Loading checkpoint shards:   0%|          | 0/3 [00:00<?, ?it/s]

generation_config.json:   0%|          | 0.00/137 [00:00<?, ?B/s]

preprocessor_config.json:   0%|          | 0.00/699 [00:00<?, ?B/s]

tokenizer_config.json:   0%|          | 0.00/40.0k [00:00<?, ?B/s]

tokenizer.model:   0%|          | 0.00/4.26M [00:00<?, ?B/s]

tokenizer.json:   0%|          | 0.00/17.5M [00:00<?, ?B/s]

added_tokens.json:   0%|          | 0.00/24.0 [00:00<?, ?B/s]

special_tokens_map.json:   0%|          | 0.00/607 [00:00<?, ?B/s]

### Step 4: Function to draw inference on videos

In [6]:
from PIL import Image, ImageDraw, ImageFont
import cv2
import numpy as np

def draw_bounding_box(image, coordinates, label, width, height):
    global label_colors
    y1, x1, y2, x2 = coordinates
    y1, x1, y2, x2 = map(round, (y1*height, x1*width, y2*height, x2*width))

    text_size, _ = cv2.getTextSize(label, cv2.FONT_HERSHEY_SIMPLEX, 1, 3)
    text_width, text_height = text_size

    text_x = x1 + 2
    text_y = y1 - 5

    font_scale = 1
    label_rect_width = text_width + 8
    label_rect_height = int(text_height * font_scale)

    color = label_colors.get(label, None)
    if color is None:
        color = np.random.randint(0, 256, (3,)).tolist()
        label_colors[label] = color

    cv2.rectangle(image, (x1, y1 - label_rect_height), (x1 + label_rect_width, y1), color, -1)

    thickness = 2
    cv2.putText(image, label, (text_x, text_y), cv2.FONT_HERSHEY_SIMPLEX, font_scale, (255, 255, 255), thickness, cv2.LINE_AA)

    cv2.rectangle(image, (x1, y1), (x2, y2), color, 2)
    return image

### Step 5: Configure the input video and text prompt

In [7]:
input_video = 'input_video.mp4' # @param {type:"string"}

prompt = "detect person, phone, bottle" # @param {type: "string"}

output_file = 'output_video.avi' # @param {type: "string"}

### Step 6: Pass the input video and text prompt to PaliGemma and draw inferences

In [None]:
# Open the input video file.
cap = cv2.VideoCapture(input_video)

fourcc = cv2.VideoWriter_fourcc(*'XVID')
out = cv2.VideoWriter(output_file, fourcc, 20.0, (int(cap.get(3)), int(cap.get(4))))

label_colors = {}

while(True):
    ret, frame = cap.read()
    if not ret:
        break

    # Convert the frame to a PIL Image.
    img = Image.fromarray(cv2.cvtColor(frame, cv2.COLOR_BGR2RGB))
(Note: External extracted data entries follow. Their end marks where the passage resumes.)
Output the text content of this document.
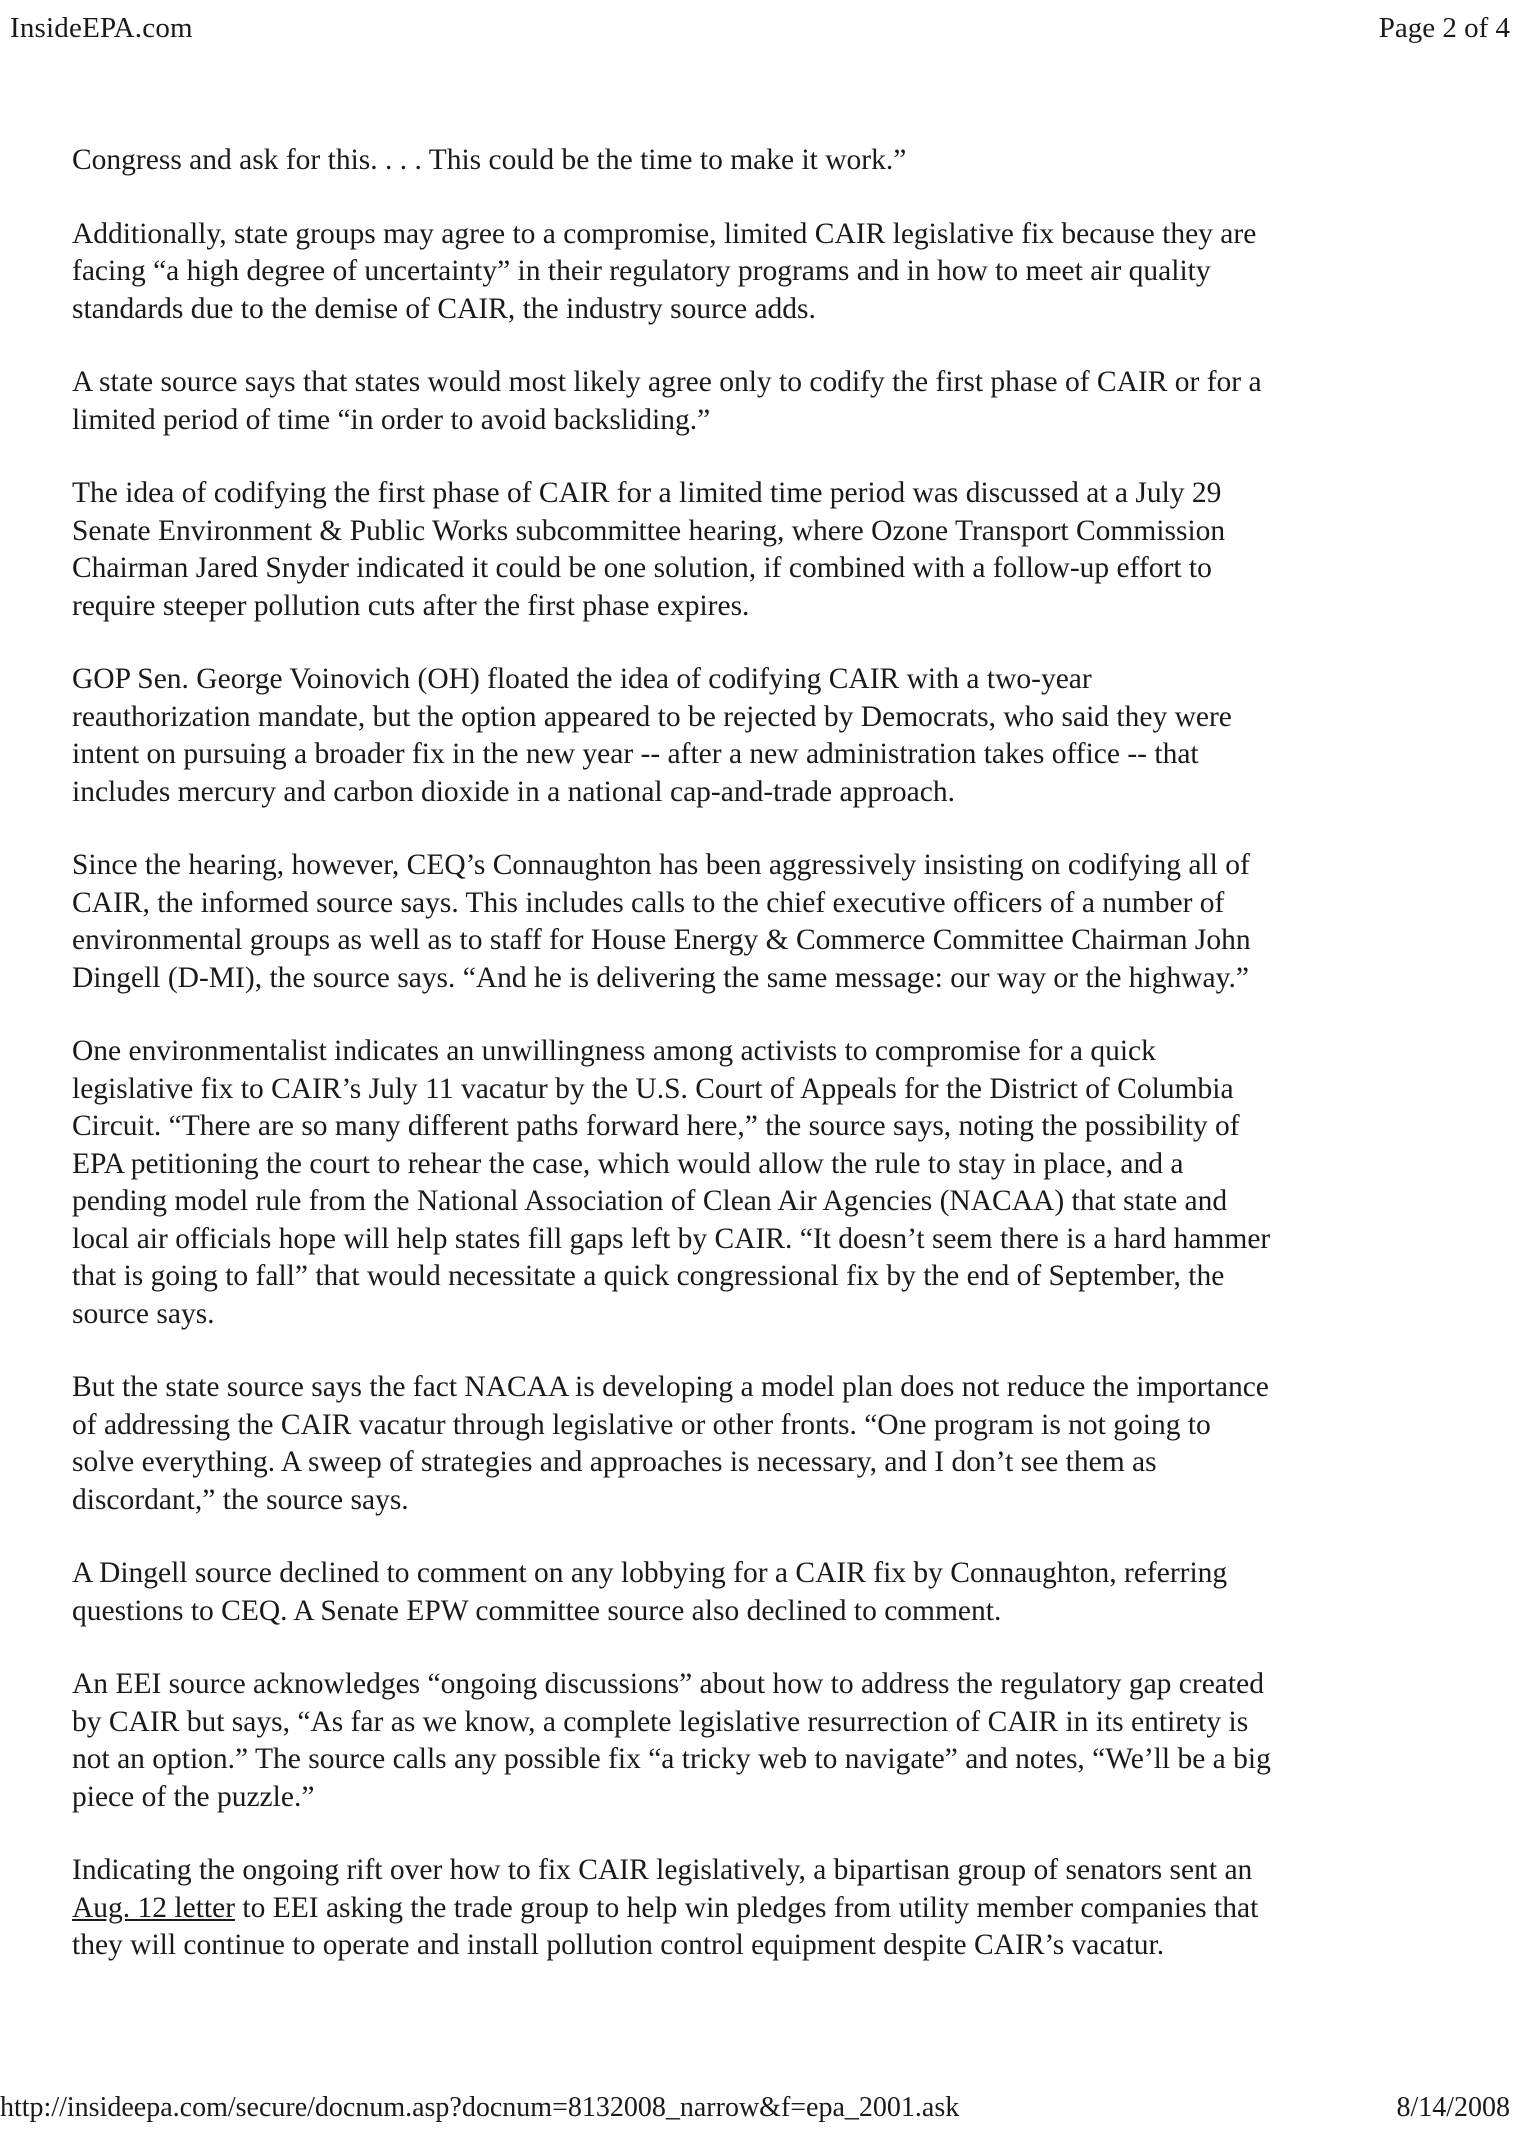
InsideEPA.com	Page 2 of 4

Congress and ask for this. . . . This could be the time to make it work.”

Additionally, state groups may agree to a compromise, limited CAIR legislative fix because they are
facing “a high degree of uncertainty” in their regulatory programs and in how to meet air quality
standards due to the demise of CAIR, the industry source adds.

A state source says that states would most likely agree only to codify the first phase of CAIR or for a
limited period of time “in order to avoid backsliding.”

The idea of codifying the first phase of CAIR for a limited time period was discussed at a July 29
Senate Environment & Public Works subcommittee hearing, where Ozone Transport Commission
Chairman Jared Snyder indicated it could be one solution, if combined with a follow-up effort to
require steeper pollution cuts after the first phase expires.

GOP Sen. George Voinovich (OH) floated the idea of codifying CAIR with a two-year
reauthorization mandate, but the option appeared to be rejected by Democrats, who said they were
intent on pursuing a broader fix in the new year -- after a new administration takes office -- that
includes mercury and carbon dioxide in a national cap-and-trade approach.

Since the hearing, however, CEQ’s Connaughton has been aggressively insisting on codifying all of
CAIR, the informed source says. This includes calls to the chief executive officers of a number of
environmental groups as well as to staff for House Energy & Commerce Committee Chairman John
Dingell (D-MI), the source says. “And he is delivering the same message: our way or the highway.”

One environmentalist indicates an unwillingness among activists to compromise for a quick
legislative fix to CAIR’s July 11 vacatur by the U.S. Court of Appeals for the District of Columbia
Circuit. “There are so many different paths forward here,” the source says, noting the possibility of
EPA petitioning the court to rehear the case, which would allow the rule to stay in place, and a
pending model rule from the National Association of Clean Air Agencies (NACAA) that state and
local air officials hope will help states fill gaps left by CAIR. “It doesn’t seem there is a hard hammer
that is going to fall” that would necessitate a quick congressional fix by the end of September, the
source says.

But the state source says the fact NACAA is developing a model plan does not reduce the importance
of addressing the CAIR vacatur through legislative or other fronts. “One program is not going to
solve everything. A sweep of strategies and approaches is necessary, and I don’t see them as
discordant,” the source says.

A Dingell source declined to comment on any lobbying for a CAIR fix by Connaughton, referring
questions to CEQ. A Senate EPW committee source also declined to comment.

An EEI source acknowledges “ongoing discussions” about how to address the regulatory gap created
by CAIR but says, “As far as we know, a complete legislative resurrection of CAIR in its entirety is
not an option.” The source calls any possible fix “a tricky web to navigate” and notes, “We’ll be a big
piece of the puzzle.”

Indicating the ongoing rift over how to fix CAIR legislatively, a bipartisan group of senators sent an
Aug. 12 letter to EEI asking the trade group to help win pledges from utility member companies that
they will continue to operate and install pollution control equipment despite CAIR’s vacatur.

http://insideepa.com/secure/docnum.asp?docnum=8132008_narrow&f=epa_2001.ask	8/14/2008
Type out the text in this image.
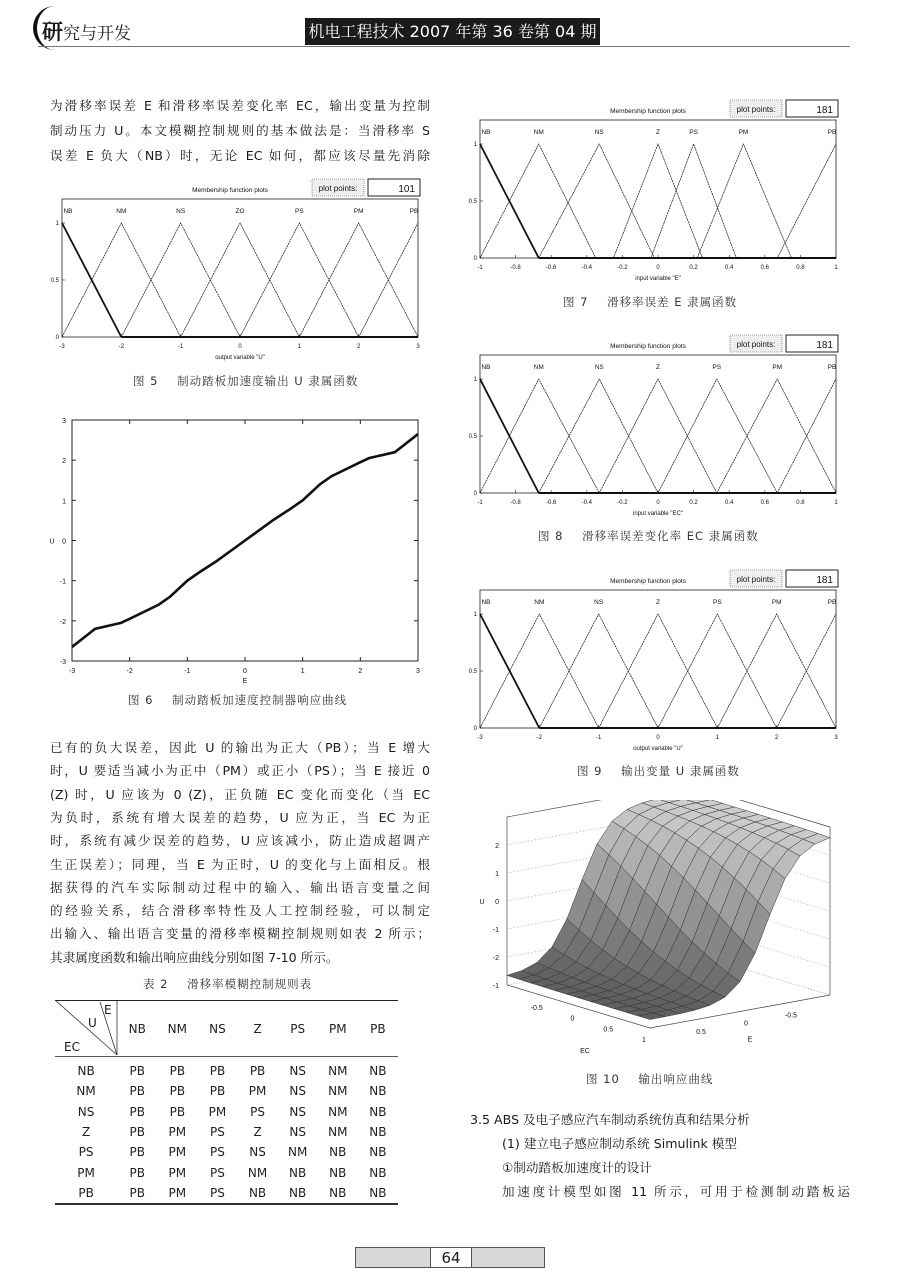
研究与开发	机电工程技术 2007 年第 36 卷第 04 期
为滑移率误差 E 和滑移率误差变化率 EC，输出变量为控制
制动压力 U。本文模糊控制规则的基本做法是：当滑移率 S
误差 E 负大（NB）时，无论 EC 如何，都应该尽量先消除
已有的负大误差，因此 U 的输出为正大（PB）；当 E 增大
时，U 要适当减小为正中（PM）或正小（PS）；当 E 接近 0
(Z) 时，U 应该为 0 (Z)，正负随 EC 变化而变化（当 EC
为负时，系统有增大误差的趋势，U 应为正，当 EC 为正
时，系统有减少误差的趋势，U 应该减小，防止造成超调产
生正误差）；同理，当 E 为正时，U 的变化与上面相反。根
据获得的汽车实际制动过程中的输入、输出语言变量之间
的经验关系，结合滑移率特性及人工控制经验，可以制定
出输入、输出语言变量的滑移率模糊控制规则如表 2 所示；
其隶属度函数和输出响应曲线分别如图 7-10 所示。
Membership function plots	plot points:	101
0
0.5
1
-3	-2	-1	0	1	2	3
output variable "U"
NB	NM	NS	ZO	PS	PM	PB
图 5    制动踏板加速度输出 U 隶属函数
-3
-2
-1
0
1
2
3
-3	-2	-1	0	1	2	3
E
U
图 6    制动踏板加速度控制器响应曲线
Membership function plots	plot points:	181
0
0.5
1
-1	-0.8	-0.6	-0.4	-0.2	0	0.2	0.4	0.6	0.8	1
input variable "E"
NB	NM	NS	Z	PS	PM	PB
图 7    滑移率误差 E 隶属函数
Membership function plots	plot points:	181
0
0.5
1
-1	-0.8	-0.6	-0.4	-0.2	0	0.2	0.4	0.6	0.8	1
input variable "EC"
NB	NM	NS	Z	PS	PM	PB
图 8    滑移率误差变化率 EC 隶属函数
Membership function plots	plot points:	181
0
0.5
1
-3	-2	-1	0	1	2	3
output variable "U"
NB	NM	NS	Z	PS	PM	PB
图 9    输出变量 U 隶属函数
-1
-2
-1
0
1
2
U
-0.5
0
0.5
1
-0.5
0
0.5
EC
E
图 10    输出响应曲线
表 2    滑移率模糊控制规则表
E
U
EC
	NB	NM	NS	Z	PS	PM	PB
NB	PB	PB	PB	PB	NS	NM	NB
NM	PB	PB	PB	PM	NS	NM	NB
NS	PB	PB	PM	PS	NS	NM	NB
Z	PB	PM	PS	Z	NS	NM	NB
PS	PB	PM	PS	NS	NM	NB	NB
PM	PB	PM	PS	NM	NB	NB	NB
PB	PB	PM	PS	NB	NB	NB	NB
3.5 ABS 及电子感应汽车制动系统仿真和结果分析
(1) 建立电子感应制动系统 Simulink 模型
①制动踏板加速度计的设计
加速度计模型如图 11 所示，可用于检测制动踏板运
64
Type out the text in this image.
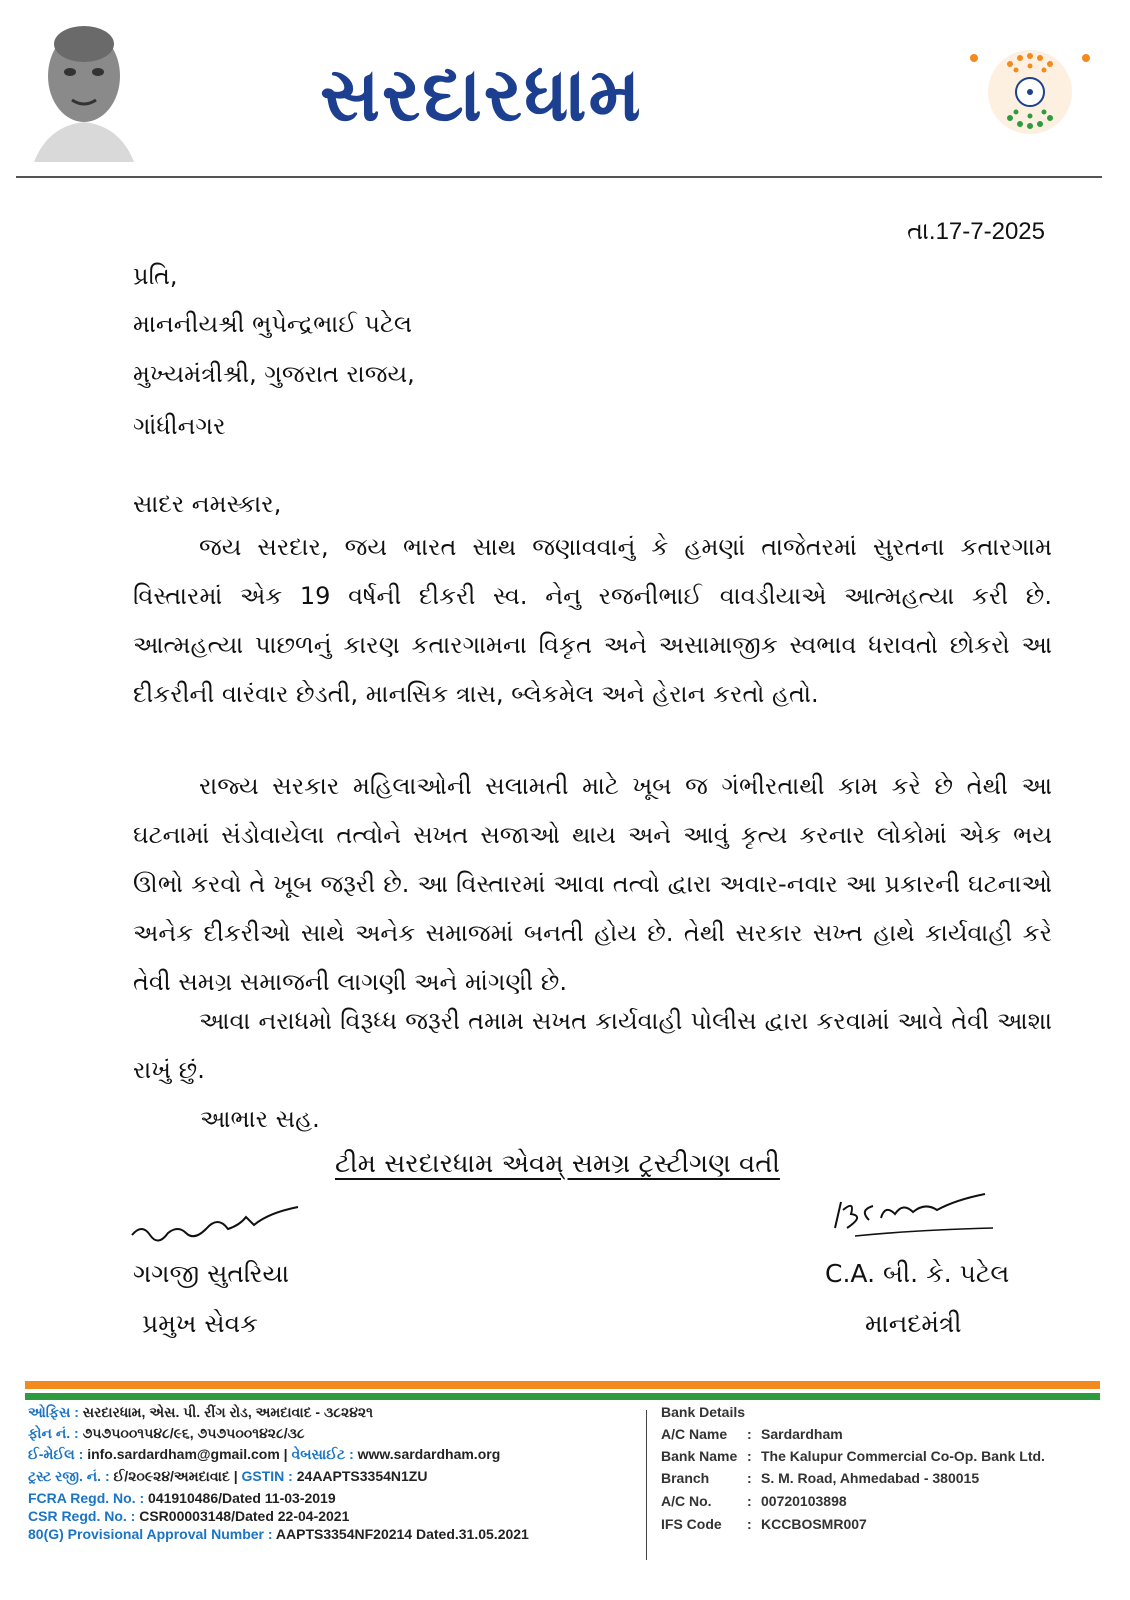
સરદારધામ
તા.17-7-2025
પ્રતિ,
માનનીયશ્રી ભુપેન્દ્રભાઈ પટેલ
મુખ્યમંત્રીશ્રી, ગુજરાત રાજય,
ગાંધીનગર
સાદર નમસ્કાર,
જય સરદાર, જય ભારત સાથ જણાવવાનું કે હમણાં તાજેતરમાં સુરતના કતારગામ વિસ્તારમાં એક 19 વર્ષની દીકરી સ્વ. નેનુ રજનીભાઈ વાવડીયાએ આત્મહત્યા કરી છે. આત્મહત્યા પાછળનું કારણ કતારગામના વિકૃત અને અસામાજીક સ્વભાવ ધરાવતો છોકરો આ દીકરીની વારંવાર છેડતી, માનસિક ત્રાસ, બ્લેકમેલ અને હેરાન કરતો હતો.
રાજ્ય સરકાર મહિલાઓની સલામતી માટે ખૂબ જ ગંભીરતાથી કામ કરે છે તેથી આ ઘટનામાં સંડોવાયેલા તત્વોને સખત સજાઓ થાય અને આવું કૃત્ય કરનાર લોકોમાં એક ભય ઊભો કરવો તે ખૂબ જરૂરી છે. આ વિસ્તારમાં આવા તત્વો દ્વારા અવાર-નવાર આ પ્રકારની ઘટનાઓ અનેક દીકરીઓ સાથે અનેક સમાજમાં બનતી હોય છે. તેથી સરકાર સખ્ત હાથે કાર્યવાહી કરે તેવી સમગ્ર સમાજની લાગણી અને માંગણી છે.
આવા નરાધમો વિરૂધ્ધ જરૂરી તમામ સખત કાર્યવાહી પોલીસ દ્વારા કરવામાં આવે તેવી આશા રાખું છું.
આભાર સહ.
ટીમ સરદારધામ એવમ્ સમગ્ર ટ્રસ્ટીગણ વતી
ગગજી સુતરિયા
પ્રમુખ સેવક
C.A. બી. કે. પટેલ
માનદમંત્રી
ઓફિસ : સરદારધામ, એસ. પી. રીંગ રોડ, અમદાવાદ - ૩૮૨૪૨૧
ફોન નં. : ૭૫૭૫૦૦૧૫૪૮/૯૬, ૭૫૭૫૦૦૧૪૨૮/૩૮
ઈ-મેઈલ : info.sardardham@gmail.com | વેબસાઈટ : www.sardardham.org
ટ્રસ્ટ રજી. નં. : ઈ/૨૦૯૨૪/અમદાવાદ | GSTIN : 24AAPTS3354N1ZU
FCRA Regd. No. : 041910486/Dated 11-03-2019
CSR Regd. No. : CSR00003148/Dated 22-04-2021
80(G) Provisional Approval Number : AAPTS3354NF20214 Dated.31.05.2021
Bank Details
A/C Name : Sardardham
Bank Name : The Kalupur Commercial Co-Op. Bank Ltd.
Branch	: S. M. Road, Ahmedabad - 380015
A/C No.	: 00720103898
IFS Code : KCCBOSMR007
    # Send text prompt and image as input.
    inputs = processor(text=prompt, images=img,
                      padding="longest", do_convert_rgb=True, return_tensors="pt").to("cuda")
    model.to(device)
    inputs = inputs.to(dtype=model.dtype)

    # Get output.
    with torch.no_grad():
        output = model.generate(**inputs, max_length=496)

    paligemma_response = processor.decode(output[0], skip_special_tokens=True)[len(prompt):].lstrip("\n")
    detections = paligemma_response.split(" ; ")

    # Parse the output bounding box coordinates
    parsed_coordinates = []
    labels = []

    for item in detections:
        detection = item.replace("<loc", "").split()

        if len(detection) >= 2:
          coordinates_str = detection[0].replace(",", "")
          label = detection[1]
          if "<seg" in label:
            continue
          else:
            labels.append(label)
        else:
          # No label detected, skip the iteration.
          continue

        coordinates = coordinates_str.split(">")
        coordinates = coordinates[:4]

        if coordinates[-1] == '':
            coordinates = coordinates[:-1]


        coordinates = [int(coord)/1024 for coord in coordinates]
        parsed_coordinates.append(coordinates)

    width = img.size[0]
    height = img.size[1]

    # Draw bounding boxes on the frame
    image = cv2.cvtColor(np.array(img), cv2.COLOR_RGB2BGR)
    for coordinates, label in zip(parsed_coordinates, labels):
      output_frame = draw_bounding_box(frame, coordinates, label, width, height)

    # Write the frame to the output video
    out.write(output_frame)

    # Exit on pressing 'q'
    if cv2.waitKey(1) & 0xFF == ord('q'):
        break

# Release the video capture, output video writer, and destroy the window
cap.release()
out.release()
cv2.destroyAllWindows()
print("Output video " + output_file + " saved to disk.")

Output video output_video.avi saved to disk.